5 stages of being single: denial, anger, bargaining, depression, texting your ex something random then going like "sorry wrong message".
Relationship Status: just tried to reach for my dog's paw and he pulled it away so I pretended I was reaching for the remote.
Me: "I'm so lonely." Person: "Hey!" Me: "Leave me alone."
Just heard someone bragging about his one night stand. Whatever mate, I've got two night stands. Either side of my bed.
Boyfriend: Do you think my salary is sufficient for you? Girlfriend: It’s sufficient for me but how will you survive?
"Does she have a boyfriend?" "Yes, a cute, strong and clever one." "What's the name?" "John, Michael and Bill."
Being single is cool cause you can eat a whole jar of pepperoncinis and spend the rest of the night farting spicily into the abyss.
If tinder has taught me one thing it's that there is an extraordinary amount of single girls named Shelby that love to ride horses
Bro, send me some good jokes. Sorry, now I'm busy with my Girlfriend. Good One! Send me more.
Man comes home from work to find his boyfriend whacking off into a condom. Man says, "WTF?" Boyfriend says, "I am making you a sack lunch!"
Thomas is 32 years old and he is still single.
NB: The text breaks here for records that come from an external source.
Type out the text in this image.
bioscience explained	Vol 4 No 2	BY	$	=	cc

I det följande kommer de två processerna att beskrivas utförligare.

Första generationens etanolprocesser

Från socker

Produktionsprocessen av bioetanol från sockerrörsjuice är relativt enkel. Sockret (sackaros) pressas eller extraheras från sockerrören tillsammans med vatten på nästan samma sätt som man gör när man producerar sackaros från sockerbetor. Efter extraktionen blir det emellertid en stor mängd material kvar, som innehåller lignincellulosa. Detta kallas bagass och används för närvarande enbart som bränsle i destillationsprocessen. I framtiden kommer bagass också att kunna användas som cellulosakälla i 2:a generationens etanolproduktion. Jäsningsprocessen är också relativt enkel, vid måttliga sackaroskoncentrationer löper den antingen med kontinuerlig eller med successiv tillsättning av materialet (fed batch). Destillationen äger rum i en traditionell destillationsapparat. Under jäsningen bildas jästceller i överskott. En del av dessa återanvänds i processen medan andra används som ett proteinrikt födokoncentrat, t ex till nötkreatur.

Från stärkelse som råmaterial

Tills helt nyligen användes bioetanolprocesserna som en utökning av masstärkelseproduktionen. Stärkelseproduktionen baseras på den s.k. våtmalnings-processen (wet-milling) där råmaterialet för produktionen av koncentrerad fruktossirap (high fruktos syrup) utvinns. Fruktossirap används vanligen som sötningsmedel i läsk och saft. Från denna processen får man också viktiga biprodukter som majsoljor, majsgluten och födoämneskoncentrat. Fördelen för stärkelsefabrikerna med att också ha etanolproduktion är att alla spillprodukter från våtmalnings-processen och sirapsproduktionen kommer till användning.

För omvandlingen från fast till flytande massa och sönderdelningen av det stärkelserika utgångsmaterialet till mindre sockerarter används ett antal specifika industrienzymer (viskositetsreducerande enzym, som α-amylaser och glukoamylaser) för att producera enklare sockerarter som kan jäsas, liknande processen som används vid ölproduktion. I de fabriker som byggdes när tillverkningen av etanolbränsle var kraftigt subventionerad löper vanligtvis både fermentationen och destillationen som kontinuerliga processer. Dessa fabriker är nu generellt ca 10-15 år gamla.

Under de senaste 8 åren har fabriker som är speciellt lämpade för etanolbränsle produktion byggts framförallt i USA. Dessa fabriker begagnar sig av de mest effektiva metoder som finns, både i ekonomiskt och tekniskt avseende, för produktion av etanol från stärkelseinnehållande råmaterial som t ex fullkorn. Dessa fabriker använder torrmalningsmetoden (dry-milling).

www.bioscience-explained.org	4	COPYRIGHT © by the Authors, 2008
One day a friend asked, "Why aren't you married? Can't you find a woman who will be a good wife?" Thomas replied, "Actually, I've found many women I wanted to marry, but when I bring them home to meet my parents, my mother doesn't like them." His friend thinks for a moment and says, "I've got the perfect solution, just find a girl who's just like your mother." A few months later they meet again and his friend says, "Did you find the perfect girl? Did your mother like her?" With a frown on his face, Thomas answers, "Yes, I found the perfect girl. She was just like my mother. You were right, my mother liked her very much." The friend said, "Then what's the problem?" Thomas replied, "My father doesn't like her."